Christoph,

> It's not a write barrier - a write barrier was command that ensured that
> 
> a) all previous writes were completed to the host/client
> b) all previous writes were on non-volatile storage
> 
> and
> 
> c) the actual write with the barrier bit was on non-volatile storage

Ah! the bit you are complaining about is not the bit I pointed to you, but:

> NBD_CMD_FLUSH (3)
> 
> A flush request; a write barrier. 

I can see that's potentially confusing as isn't meant to mean 'an old-style
linux kernel block device write barrier'. I think in general terms it
probably is some form of barrier, but I see no problem in deleting the
words "a write barrier" from the spec text if only to make it
clearer. However, I think the description of the command itself:

> The server MUST NOT send a successful reply header for this request before 
> all write requests for which a reply has already been sent to the client have 
> reached permanent storage (using fsync() or similar).

and the ordering section I pointed you to before, were both correct, yes?

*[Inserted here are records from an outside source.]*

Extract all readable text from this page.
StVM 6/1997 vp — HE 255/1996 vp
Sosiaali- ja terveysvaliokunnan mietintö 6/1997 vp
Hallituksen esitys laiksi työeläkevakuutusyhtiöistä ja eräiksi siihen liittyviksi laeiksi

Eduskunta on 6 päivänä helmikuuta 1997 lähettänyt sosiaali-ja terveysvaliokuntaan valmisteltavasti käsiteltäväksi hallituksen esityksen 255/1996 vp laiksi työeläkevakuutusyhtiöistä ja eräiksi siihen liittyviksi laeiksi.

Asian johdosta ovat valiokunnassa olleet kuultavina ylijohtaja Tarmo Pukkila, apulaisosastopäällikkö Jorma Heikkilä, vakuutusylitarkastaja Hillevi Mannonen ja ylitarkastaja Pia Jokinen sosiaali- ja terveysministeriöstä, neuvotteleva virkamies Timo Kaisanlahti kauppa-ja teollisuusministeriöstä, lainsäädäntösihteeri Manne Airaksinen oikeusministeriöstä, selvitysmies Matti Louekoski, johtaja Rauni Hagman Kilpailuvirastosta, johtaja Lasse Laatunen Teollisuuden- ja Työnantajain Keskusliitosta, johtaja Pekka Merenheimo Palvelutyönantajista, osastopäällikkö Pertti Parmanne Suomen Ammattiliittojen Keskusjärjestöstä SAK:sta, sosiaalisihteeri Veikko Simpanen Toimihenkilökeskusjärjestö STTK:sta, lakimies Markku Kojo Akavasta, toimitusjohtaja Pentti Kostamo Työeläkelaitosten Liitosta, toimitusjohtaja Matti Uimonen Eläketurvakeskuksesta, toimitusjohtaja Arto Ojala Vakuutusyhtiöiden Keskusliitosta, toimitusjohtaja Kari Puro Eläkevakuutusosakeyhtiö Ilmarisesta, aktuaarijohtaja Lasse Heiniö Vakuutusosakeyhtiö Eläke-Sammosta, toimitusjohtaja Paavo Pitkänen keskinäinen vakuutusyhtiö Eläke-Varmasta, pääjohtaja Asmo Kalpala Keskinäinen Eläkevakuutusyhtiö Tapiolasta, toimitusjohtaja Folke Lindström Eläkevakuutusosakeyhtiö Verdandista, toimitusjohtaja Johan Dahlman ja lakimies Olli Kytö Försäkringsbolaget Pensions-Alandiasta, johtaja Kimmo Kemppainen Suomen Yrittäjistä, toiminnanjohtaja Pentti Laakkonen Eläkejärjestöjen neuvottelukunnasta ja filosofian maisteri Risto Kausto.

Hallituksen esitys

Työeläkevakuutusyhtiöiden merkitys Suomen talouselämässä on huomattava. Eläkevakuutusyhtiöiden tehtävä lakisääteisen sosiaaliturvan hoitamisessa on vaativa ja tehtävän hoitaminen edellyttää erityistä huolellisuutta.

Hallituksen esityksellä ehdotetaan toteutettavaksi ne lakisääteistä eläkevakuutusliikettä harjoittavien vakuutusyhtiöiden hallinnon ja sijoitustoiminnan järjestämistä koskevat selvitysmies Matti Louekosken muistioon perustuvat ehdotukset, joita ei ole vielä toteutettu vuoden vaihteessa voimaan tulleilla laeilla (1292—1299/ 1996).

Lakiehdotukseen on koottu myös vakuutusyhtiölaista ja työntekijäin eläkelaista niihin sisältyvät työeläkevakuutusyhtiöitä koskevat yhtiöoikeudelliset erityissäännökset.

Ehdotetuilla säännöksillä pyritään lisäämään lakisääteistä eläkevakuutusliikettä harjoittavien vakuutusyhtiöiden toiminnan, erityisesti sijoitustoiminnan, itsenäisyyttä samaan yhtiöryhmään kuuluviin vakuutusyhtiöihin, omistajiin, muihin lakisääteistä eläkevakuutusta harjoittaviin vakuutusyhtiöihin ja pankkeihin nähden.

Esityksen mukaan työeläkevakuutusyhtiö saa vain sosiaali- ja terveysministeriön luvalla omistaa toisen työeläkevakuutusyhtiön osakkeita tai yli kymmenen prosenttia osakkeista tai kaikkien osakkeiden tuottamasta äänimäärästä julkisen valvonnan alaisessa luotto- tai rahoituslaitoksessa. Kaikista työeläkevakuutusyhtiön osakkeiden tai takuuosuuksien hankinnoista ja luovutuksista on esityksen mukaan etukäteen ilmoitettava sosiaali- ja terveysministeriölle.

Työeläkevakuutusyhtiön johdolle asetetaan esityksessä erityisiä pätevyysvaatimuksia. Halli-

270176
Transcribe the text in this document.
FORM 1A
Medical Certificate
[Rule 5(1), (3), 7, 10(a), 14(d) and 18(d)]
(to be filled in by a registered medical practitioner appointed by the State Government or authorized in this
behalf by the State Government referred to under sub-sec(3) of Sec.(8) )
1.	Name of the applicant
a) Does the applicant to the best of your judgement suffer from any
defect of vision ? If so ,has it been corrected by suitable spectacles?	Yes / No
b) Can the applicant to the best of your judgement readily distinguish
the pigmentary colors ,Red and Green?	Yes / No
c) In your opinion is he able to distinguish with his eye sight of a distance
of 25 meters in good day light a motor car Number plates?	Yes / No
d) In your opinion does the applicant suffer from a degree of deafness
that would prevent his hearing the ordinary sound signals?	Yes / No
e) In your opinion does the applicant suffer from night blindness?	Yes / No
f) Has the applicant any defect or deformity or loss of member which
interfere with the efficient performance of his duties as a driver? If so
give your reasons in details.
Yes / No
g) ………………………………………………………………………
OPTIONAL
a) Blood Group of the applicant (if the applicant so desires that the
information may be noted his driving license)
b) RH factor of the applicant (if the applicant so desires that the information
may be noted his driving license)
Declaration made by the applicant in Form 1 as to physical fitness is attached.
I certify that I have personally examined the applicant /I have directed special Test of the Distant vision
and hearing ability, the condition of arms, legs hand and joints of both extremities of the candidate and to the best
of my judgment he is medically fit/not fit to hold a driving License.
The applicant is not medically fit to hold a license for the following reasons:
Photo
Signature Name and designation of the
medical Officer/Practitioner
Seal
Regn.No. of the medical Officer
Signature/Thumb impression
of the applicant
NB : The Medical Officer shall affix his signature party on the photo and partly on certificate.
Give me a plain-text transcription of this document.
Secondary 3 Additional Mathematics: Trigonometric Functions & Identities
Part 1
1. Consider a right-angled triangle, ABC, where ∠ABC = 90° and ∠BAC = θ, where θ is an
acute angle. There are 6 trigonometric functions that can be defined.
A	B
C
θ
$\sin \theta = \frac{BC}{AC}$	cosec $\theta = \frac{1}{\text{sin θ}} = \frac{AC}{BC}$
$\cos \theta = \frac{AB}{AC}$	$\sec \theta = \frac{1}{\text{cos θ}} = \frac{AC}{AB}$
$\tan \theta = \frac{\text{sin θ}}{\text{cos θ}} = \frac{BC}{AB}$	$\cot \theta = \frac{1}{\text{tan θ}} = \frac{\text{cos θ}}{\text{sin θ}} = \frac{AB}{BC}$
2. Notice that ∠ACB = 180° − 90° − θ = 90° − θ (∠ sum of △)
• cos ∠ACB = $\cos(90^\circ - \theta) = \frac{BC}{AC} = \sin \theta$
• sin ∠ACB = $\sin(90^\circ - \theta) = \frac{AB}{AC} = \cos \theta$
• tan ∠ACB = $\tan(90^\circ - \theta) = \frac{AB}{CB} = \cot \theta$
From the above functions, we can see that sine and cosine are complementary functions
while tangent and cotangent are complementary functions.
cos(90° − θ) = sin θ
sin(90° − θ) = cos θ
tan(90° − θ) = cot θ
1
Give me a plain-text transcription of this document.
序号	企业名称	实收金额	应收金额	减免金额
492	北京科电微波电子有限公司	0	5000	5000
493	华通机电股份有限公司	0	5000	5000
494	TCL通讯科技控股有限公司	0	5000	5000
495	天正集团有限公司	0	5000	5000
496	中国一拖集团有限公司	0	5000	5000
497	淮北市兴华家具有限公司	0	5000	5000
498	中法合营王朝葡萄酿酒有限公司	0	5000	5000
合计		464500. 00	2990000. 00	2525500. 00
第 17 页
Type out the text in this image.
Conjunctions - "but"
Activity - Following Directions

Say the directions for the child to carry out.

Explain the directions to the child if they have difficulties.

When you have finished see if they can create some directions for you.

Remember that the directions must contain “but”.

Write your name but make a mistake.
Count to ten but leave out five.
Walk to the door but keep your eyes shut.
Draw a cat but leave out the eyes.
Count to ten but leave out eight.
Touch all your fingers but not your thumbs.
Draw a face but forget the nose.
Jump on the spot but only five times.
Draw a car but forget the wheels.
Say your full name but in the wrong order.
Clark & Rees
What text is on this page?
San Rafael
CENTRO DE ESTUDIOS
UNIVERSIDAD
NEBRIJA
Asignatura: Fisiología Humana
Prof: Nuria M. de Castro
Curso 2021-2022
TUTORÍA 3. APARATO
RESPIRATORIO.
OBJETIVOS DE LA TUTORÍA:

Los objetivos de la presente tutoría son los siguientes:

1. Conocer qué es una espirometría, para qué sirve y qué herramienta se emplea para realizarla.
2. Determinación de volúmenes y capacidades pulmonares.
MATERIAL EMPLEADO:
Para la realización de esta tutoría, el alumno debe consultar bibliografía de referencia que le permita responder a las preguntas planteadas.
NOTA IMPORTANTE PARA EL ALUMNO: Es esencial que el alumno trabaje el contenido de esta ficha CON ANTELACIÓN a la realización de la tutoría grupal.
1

>> The point still remains that "X was sent before Y" is difficult to
>> determine on the client side if X was sent over a different TCP channel
>> than Y, because a packet might be dropped (requiring a retransmit) for
>> X, and similar things. If blk-mq can deal with that, we're good and
>> nothing further needs to be done. If not, this should be evaluated by
>> someone more familiar with the internals of the kernel block subsystem
>> than me.
> 
> The important bit in all the existing protocols, and which Linux relies
> on is that any write the Linux block layer got a completion for earlier
> needs to be flushed out to non-volatile storage when a FLUSH command is
> set.  Anything that still is in flight does not matter.  Which for
> NBD means anything that you already replies to need to be flushed.

... that's what it says (I hope).

> Or to say it more practicly - in the nbd server you simply need to
> call fdatasync on the backing device or file whenever you get a FLUSH
> requires, and it will do the right thing.

actually fdatasync() technically does more than is necessary, as it
will also flush commands that have been processed, but for which no
reply has yet been sent - that's no bad thing.